The failure to admit unpleasant facts at the
time severely narrowed the options available
to the Cabinet in the first days of August
1914. And this failure could be attributed
to an unwillingness to acknowledge that, in
the face of new threats and without
assistance, Britain was no longer in a
position to safeguard her global interests —
it was impossible, as Fisher had realized in
1912, to be ‘strong everywhere’. Nowhere was
this more so than in the Mediterranean, once
the Austrians and Italians had commenced the
construction of dreadnoughts. After the
decision was reluctantly made, and the
British battleships were withdrawn from the
Mediterranean, it was open to the French to
contend that a deal had been struck.

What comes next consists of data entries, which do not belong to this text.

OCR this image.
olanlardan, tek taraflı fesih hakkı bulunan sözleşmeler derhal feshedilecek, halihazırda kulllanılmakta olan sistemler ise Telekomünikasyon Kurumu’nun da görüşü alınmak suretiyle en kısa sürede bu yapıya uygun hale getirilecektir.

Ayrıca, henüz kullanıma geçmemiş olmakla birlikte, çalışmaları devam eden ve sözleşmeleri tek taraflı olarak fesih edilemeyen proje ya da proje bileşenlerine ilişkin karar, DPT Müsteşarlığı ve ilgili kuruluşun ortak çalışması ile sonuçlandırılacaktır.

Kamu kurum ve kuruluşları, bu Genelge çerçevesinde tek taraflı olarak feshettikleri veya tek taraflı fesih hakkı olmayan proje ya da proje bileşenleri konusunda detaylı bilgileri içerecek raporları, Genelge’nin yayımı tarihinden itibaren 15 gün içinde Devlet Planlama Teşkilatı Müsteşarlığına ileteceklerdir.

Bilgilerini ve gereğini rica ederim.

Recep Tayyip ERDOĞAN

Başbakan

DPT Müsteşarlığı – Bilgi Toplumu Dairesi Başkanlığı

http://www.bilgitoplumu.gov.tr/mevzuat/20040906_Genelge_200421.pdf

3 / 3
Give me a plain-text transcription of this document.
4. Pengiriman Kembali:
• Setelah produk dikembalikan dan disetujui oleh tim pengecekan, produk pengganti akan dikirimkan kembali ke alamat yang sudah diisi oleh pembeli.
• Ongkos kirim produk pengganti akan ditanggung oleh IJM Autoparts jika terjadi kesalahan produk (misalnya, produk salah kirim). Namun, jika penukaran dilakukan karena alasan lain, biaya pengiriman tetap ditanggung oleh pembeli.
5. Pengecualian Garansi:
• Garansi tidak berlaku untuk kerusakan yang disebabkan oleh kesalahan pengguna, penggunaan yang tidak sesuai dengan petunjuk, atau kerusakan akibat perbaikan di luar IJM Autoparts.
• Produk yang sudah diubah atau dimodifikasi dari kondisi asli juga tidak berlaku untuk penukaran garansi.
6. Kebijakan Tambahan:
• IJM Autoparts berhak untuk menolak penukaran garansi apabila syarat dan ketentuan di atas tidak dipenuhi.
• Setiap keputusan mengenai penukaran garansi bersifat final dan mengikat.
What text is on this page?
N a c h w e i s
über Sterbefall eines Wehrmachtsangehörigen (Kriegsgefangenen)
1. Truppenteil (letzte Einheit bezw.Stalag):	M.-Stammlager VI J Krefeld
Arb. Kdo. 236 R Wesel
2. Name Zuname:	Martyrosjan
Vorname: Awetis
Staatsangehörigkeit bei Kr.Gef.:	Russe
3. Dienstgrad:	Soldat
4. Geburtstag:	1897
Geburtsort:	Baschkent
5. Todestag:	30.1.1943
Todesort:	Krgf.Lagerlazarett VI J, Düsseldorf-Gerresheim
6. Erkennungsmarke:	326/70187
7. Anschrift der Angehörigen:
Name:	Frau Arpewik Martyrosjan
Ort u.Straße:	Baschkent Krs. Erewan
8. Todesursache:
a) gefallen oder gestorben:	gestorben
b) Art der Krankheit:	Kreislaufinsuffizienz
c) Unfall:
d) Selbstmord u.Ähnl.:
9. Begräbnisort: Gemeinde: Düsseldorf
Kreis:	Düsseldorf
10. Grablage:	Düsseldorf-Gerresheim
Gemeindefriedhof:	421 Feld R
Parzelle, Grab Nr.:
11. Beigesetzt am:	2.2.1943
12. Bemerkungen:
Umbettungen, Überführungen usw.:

When
the final crisis arose, this specious
argument was used to devastating effect by
the French and accepted uncritically by the
Cabinet who had come to realize, if they did
not know already as a result of Grey’s
special pleading, that, since the Entente
had come into being, British and French
interests in fact coincided. France had
unwittingly become the key partner of the
Triple Entente. Russia needed French
capital; Britain, always wary of renewed
trouble on the Indian frontier and in
Persia, needed to keep the Russians as
content as possible with the current
strategic situation. France was the
linchpin. Realistically, and despite the
many pre-war invasion scares, Germany could
not threaten Britain; France was another
matter. The French had to be supported, even
though it went against the grain, by the
promise of an expeditionary force and by the
unstated, though implied, commitment to
safeguard the exposed Atlantic coasts. Naval
resources could only be stretched so far;
this was recognized by some in 1912 even if
others fought a desperate rearguard action
against the policy of concentration in the
North Sea. It was also at this time that
Balfour’s advice (amongst others) should
have been followed: the Entente should have
been converted into an alliance. Unwilling
to accept this solution, or face the
predictable outcry, the Cabinet gambled on
the Grey-Cambon letters keeping the Entente
afloat, hoping that the bluff would not be
called.
The gamble was on its way to being lost when
the Russians attempted to come to a similar
arrangement in the spring of 1914. If there
was reluctance to face realities in 1912,
the Russian approach was greeted with
dismay. The problem of avoiding the pitfalls
created by the passing years and growing
intimacy would prove intractable.
Notwithstanding the difficulties, an
Anglo-French alliance, if agreed to in 1912,
would have allowed for full and unfettered
naval and military co-operation. By being
defensive in nature and peaceful in intent
such an alliance might not necessarily have
provoked Germany, but could have made
certain members of the Government in Berlin
think twice in July 1914 before irrevocable
steps were taken. The greatest difficulty
would concern the position of Russia; the
prospect of an Anglo-Russian alliance was
viewed by many with anathema. Perhaps the
solution was to be found in a series of
bilateral agreements, all defensive in
nature. Finally, only an Anglo-French
alliance would have provided the wherewithal
to aid in the defence of British interests
by freeing additional British forces,
particularly in the Mediterranean. Instead,
for Britain in August 1914 the Mediterranean
remained what it had been for a number of
years — and certainly since the advent of
the German naval challenge — a millstone.